As Android gets closer to launch, details about the first device using the open-source mobile platform are coming into focus. A new report indicates that the first Android phone, to be released in October by T-Mobile, will be priced at $199. The price was reported earlier this week in the online edition of The Wall Street Journal.
In preparation for the launch, T-Mobile is getting its house in order. On Thursday, it announced it was expanding its 3G network from 13 markets in the United States to 21 by the middle of next month, growing to 27 markets by the end of 2008.
'Absolutely Not Coincidental'
The Android handset will be officially announced on September 23 and available next month. The HTC Dream, aka G1, will be the first device using the new open Android platform, whose development has been spearheaded by Google.
Avi Greengart, an analyst with industry research firm Current Analysis, said that T-Mobile's expansion of its 3G network just as it is about to roll out the first Android-based device "is absolutely not coincidental."
He added that T-Mobile has been planning to expand its 3G network "for a long, long time," but that it ran into problems with spectrum it had purchased being vacated. T-Mobile spent more than $4 billion in 2006 to acquire licenses to that spectrum.
This launch is "very significant" for the company, Greengart said, since T-Mobile has not released any iPhone-like or higher-end multimedia phones, with the possible exception of the Shadow.
"But," he said, "if you're going to launch an Android device, based on Google technology and with an emphasis on Web browsing, you're going to want to expand your 3G network."
Up to 700,000 Units at Launch
Earlier this week, news reports indicated that T-Mobile will ship as many as 600,000 to 700,000 units at launch, which is higher than previous analyst estimates of 300,000 to 500,000. Analysts have described the higher number of units as an ambitious goal for one carrier in one country to sell in the first few months.
Last month, the Federal Communications Commission granted authorization for the device.
One big question is what the first Android device will look like, and what it will do.

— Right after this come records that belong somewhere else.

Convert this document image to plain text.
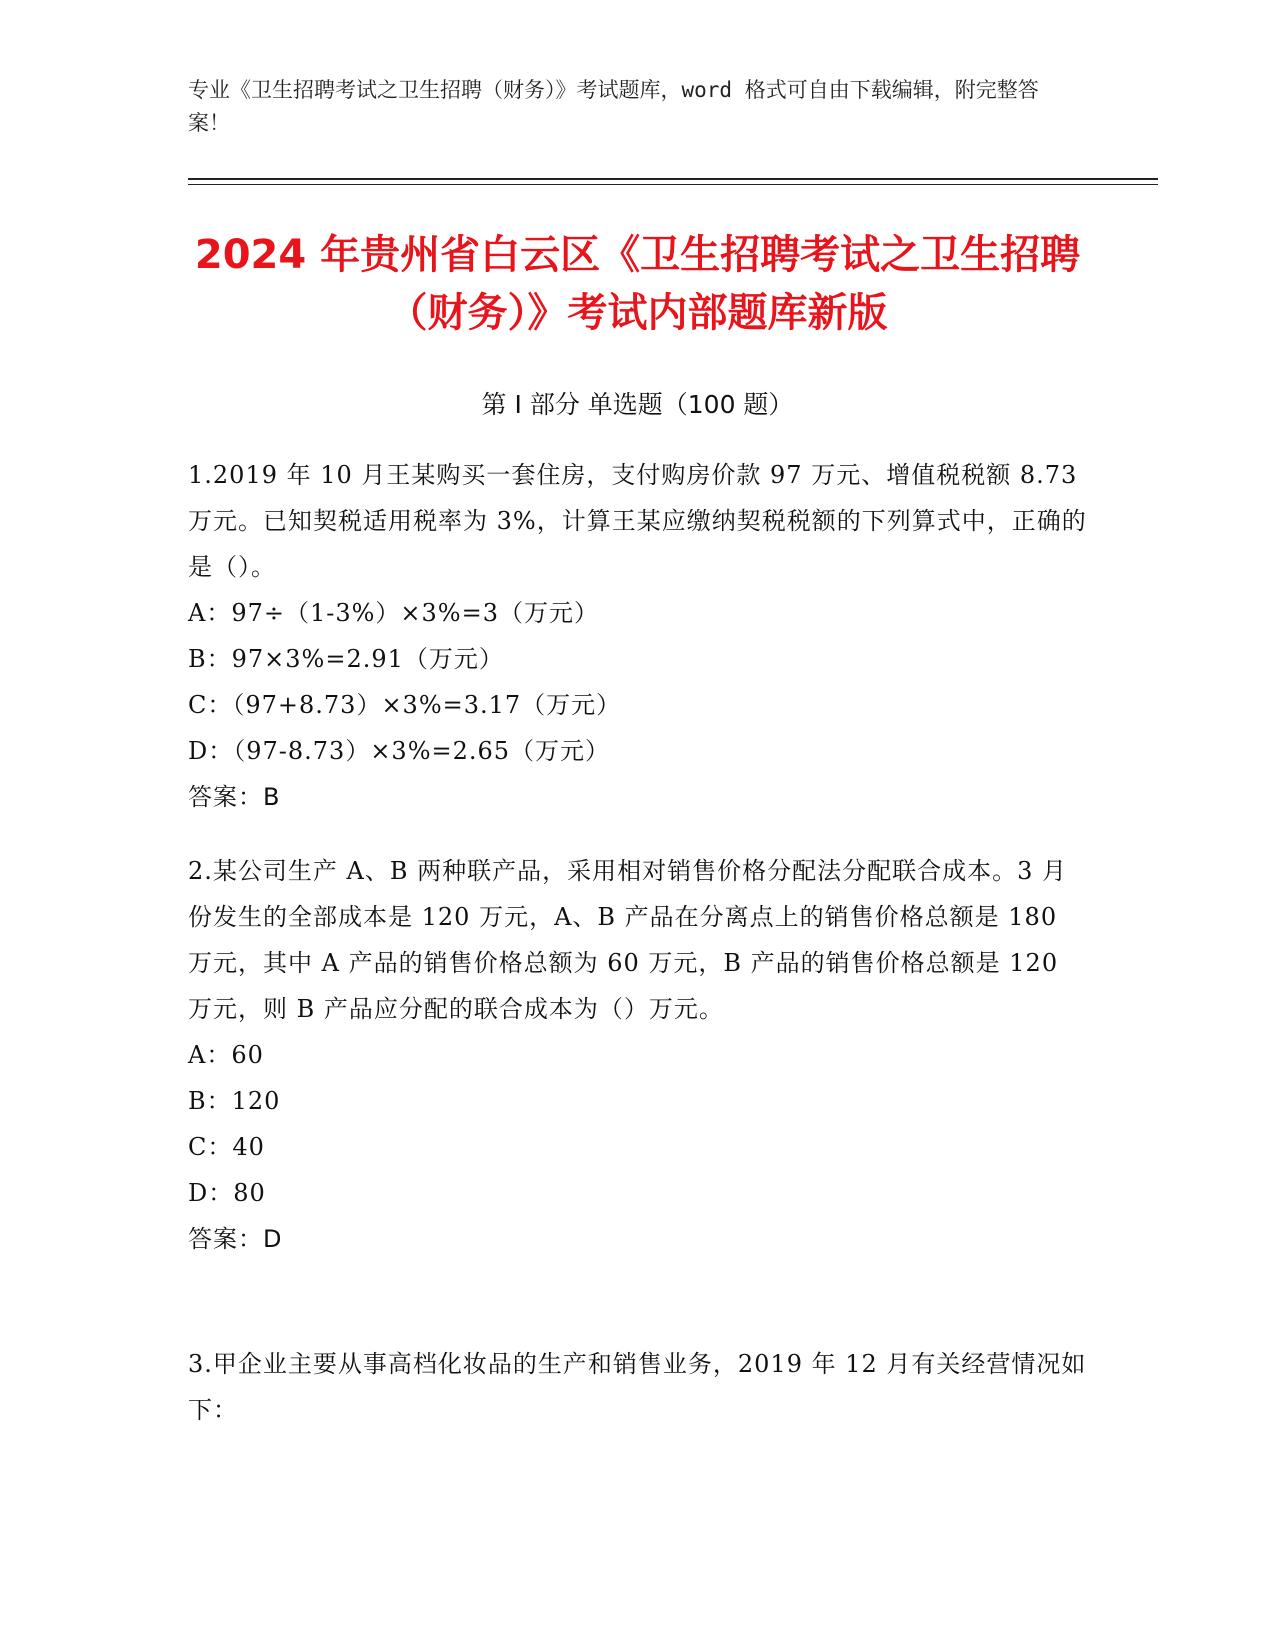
专业《卫生招聘考试之卫生招聘（财务）》考试题库，word 格式可自由下载编辑，附完整答案！
2024 年贵州省白云区《卫生招聘考试之卫生招聘（财务）》考试内部题库新版
第 I 部分 单选题（100 题）

1.2019 年 10 月王某购买一套住房，支付购房价款 97 万元、增值税税额 8.73 万元。已知契税适用税率为 3%，计算王某应缴纳契税税额的下列算式中，正确的是（）。

A：97÷（1-3%）×3%=3（万元）

B：97×3%=2.91（万元）

C：（97+8.73）×3%=3.17（万元）

D：（97-8.73）×3%=2.65（万元）

答案：B

2.某公司生产 A、B 两种联产品，采用相对销售价格分配法分配联合成本。3 月份发生的全部成本是 120 万元，A、B 产品在分离点上的销售价格总额是 180 万元，其中 A 产品的销售价格总额为 60 万元，B 产品的销售价格总额是 120 万元，则 B 产品应分配的联合成本为（）万元。

A：60

B：120

C：40

D：80

答案：D

3.甲企业主要从事高档化妆品的生产和销售业务，2019 年 12 月有关经营情况如下：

Some preliminary reports from unnamed sources indicate that it will be heavier than the iPhone, and will have a large touch screen, a swiveling full keyboard, and a navigation trackball.
Android is an open-source mobile-device platform, developed by Google and backed by the Open Handset Alliance, which includes several dozen industry-related companies.
It has created a great deal of excitement because the platform offers the possibility of a mobile environment that is driven from the ground up, rather than top-down from major phone companies. The Linux-based operating system software itself is freely available, and Android phones will be able to run applications developed by countless third-party developers -- a potentially dynamic ecosystem that the iPhone has also entered.